GlottDNN-based spectral tilt analysis of tense voice emotional styles for the expressive 3D numerical synthesis of vowel [a]

Marc Freixes, Marc Arnela, Francesc Alías, Joan Claudi Socoró
Publisher
ISCA
Conference
10th ISCA Speech Synthesis Workshop (SSW10)
Year
2019
Month
September
First page
132
Last page
136
City
Vienna
Country
Austria
Tipus Publicació
Proceedings

Three-dimensional (3D) acoustic models allow for an accurate modelling of acoustic wave propagation in 3D realistic vocal tracts. However, voice generated by these approaches is still limited in terms of expressiveness, which could be improved through proper modifications of the glottal source excitation. This work aims at adding some expressiveness to a 3D numerical synthesis approach based on the Finite Element Method (FEM) that uses as input an LF (Liljencrants-Fant) model controlled by the glottal shape parameter Rd . To that effect, a parallel Spanish speech corpus containing neutral and tense voice emotional styles is analysed with the GlottDNN vocoder, obtaining F0 and spectral tilt parameters associated with the glottal excitation.
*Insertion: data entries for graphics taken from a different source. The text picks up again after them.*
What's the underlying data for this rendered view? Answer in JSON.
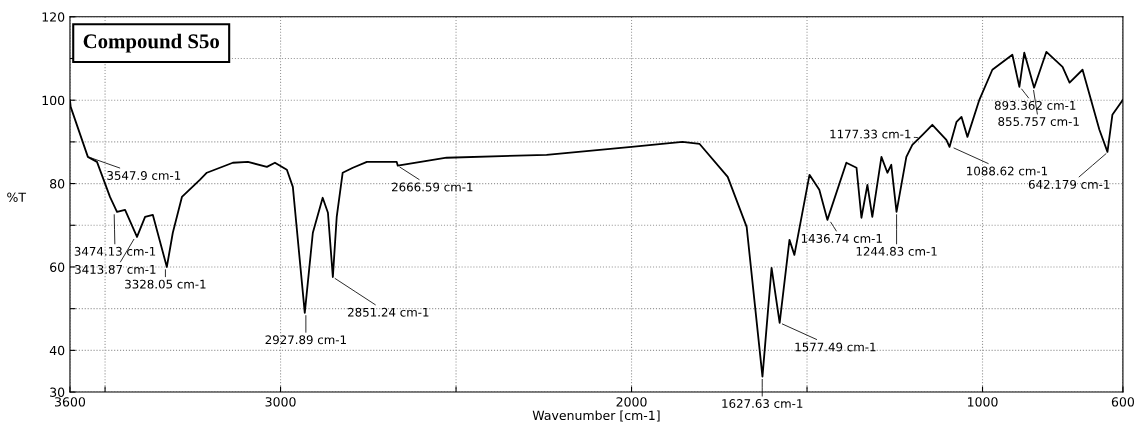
{
  "chart_data": {
    "type": "line",
    "title": "Compound S5o",
    "xlabel": "Wavenumber [cm-1]",
    "ylabel": "%T",
    "x": [
      3600,
      3598,
      3549,
      3523,
      3486,
      3466,
      3443,
      3409,
      3386,
      3364,
      3324,
      3307,
      3281,
      3230,
      3210,
      3136,
      3093,
      3039,
      3016,
      2982,
      2965,
      2931,
      2908,
      2880,
      2865,
      2851,
      2840,
      2823,
      2794,
      2754,
      2669,
      2666,
      2527,
      2242,
      2000,
      1855,
      1806,
      1726,
      1672,
      1627,
      1601,
      1578,
      1550,
      1536,
      1493,
      1465,
      1442,
      1388,
      1359,
      1345,
      1328,
      1314,
      1288,
      1271,
      1260,
      1245,
      1217,
      1200,
      1171,
      1143,
      1103,
      1094,
      1074,
      1060,
      1043,
      1009,
      972,
      915,
      895,
      881,
      853,
      818,
      772,
      752,
      715,
      667,
      644,
      630,
      600
    ],
    "series": [
      {
        "color": "#000000",
        "values": [
          100,
          98.4,
          86.4,
          85.2,
          76.8,
          73.2,
          73.7,
          67.2,
          72.0,
          72.5,
          60.0,
          68.2,
          76.8,
          80.9,
          82.6,
          85.0,
          85.2,
          84.0,
          85.0,
          83.3,
          79.2,
          49.0,
          68.2,
          76.6,
          73.0,
          57.6,
          72.0,
          82.6,
          83.8,
          85.2,
          85.2,
          84.3,
          86.2,
          86.9,
          88.8,
          90.0,
          89.5,
          81.6,
          69.6,
          33.7,
          59.8,
          46.6,
          66.5,
          62.9,
          82.1,
          78.5,
          71.3,
          85.0,
          83.8,
          71.8,
          79.7,
          72.0,
          86.4,
          82.6,
          84.5,
          73.2,
          86.4,
          89.3,
          91.7,
          94.1,
          90.5,
          88.8,
          94.8,
          96.0,
          91.2,
          100.1,
          107.3,
          110.9,
          103.2,
          111.4,
          103.0,
          111.6,
          108.0,
          104.2,
          107.3,
          92.9,
          87.6,
          96.5,
          100.1
        ]
      }
    ],
    "xlim": [
      3600,
      600
    ],
    "xticks": [
      3600,
      {
        "value": 3500,
        "label": null
      },
      3000,
      {
        "value": 2500,
        "label": null
      },
      2000,
      {
        "value": 1500,
        "label": null
      },
      1000,
      600
    ],
    "ylim": [
      30,
      120
    ],
    "yticks": [
      30,
      40,
      {
        "value": 50,
        "label": null
      },
      60,
      {
        "value": 70,
        "label": null
      },
      80,
      {
        "value": 90,
        "label": null
      },
      100,
      {
        "value": 110,
        "label": null
      },
      120
    ],
    "grid": true,
    "legend": false,
    "line_style": "solid",
    "annotations": [
      {
        "text": "3547.9 cm-1",
        "x": 3547.9,
        "y": 86.4
      },
      {
        "text": "3474.13 cm-1",
        "x": 3474.13,
        "y": 73.2
      },
      {
        "text": "3413.87 cm-1",
        "x": 3413.87,
        "y": 67.2
      },
      {
        "text": "3328.05 cm-1",
        "x": 3328.05,
        "y": 60.0
      },
      {
        "text": "2927.89 cm-1",
        "x": 2927.89,
        "y": 49.0
      },
      {
        "text": "2851.24 cm-1",
        "x": 2851.24,
        "y": 57.6
      },
      {
        "text": "2666.59 cm-1",
        "x": 2666.59,
        "y": 84.3
      },
      {
        "text": "1627.63 cm-1",
        "x": 1627.63,
        "y": 33.7
      },
      {
        "text": "1577.49 cm-1",
        "x": 1577.49,
        "y": 46.6
      },
      {
        "text": "1436.74 cm-1",
        "x": 1436.74,
        "y": 71.3
      },
      {
        "text": "1244.83 cm-1",
        "x": 1244.83,
        "y": 73.2
      },
      {
        "text": "1177.33 cm-1",
        "x": 1177.33,
        "y": 91.0
      },
      {
        "text": "1088.62 cm-1",
        "x": 1088.62,
        "y": 88.8
      },
      {
        "text": "893.362 cm-1",
        "x": 893.362,
        "y": 103.2
      },
      {
        "text": "855.757 cm-1",
        "x": 855.757,
        "y": 103.0
      },
      {
        "text": "642.179 cm-1",
        "x": 642.179,
        "y": 87.6
      }
    ]
  }
}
The variations of these two parameters are computed for happy and aggressive styles with reference to neutral speech, differentiating between stressed and unstressed vowels [a]. From this analysis, F0 and Rd values are then derived and used in the LF-FEM based synthesis of vowels [a] to resemble the aforementioned expressive styles. Results show that it is necessary to increase F0 and decrease Rd with respect to neutral speech, with larger deviations for happy than aggressive style, especially for the stressed vowels.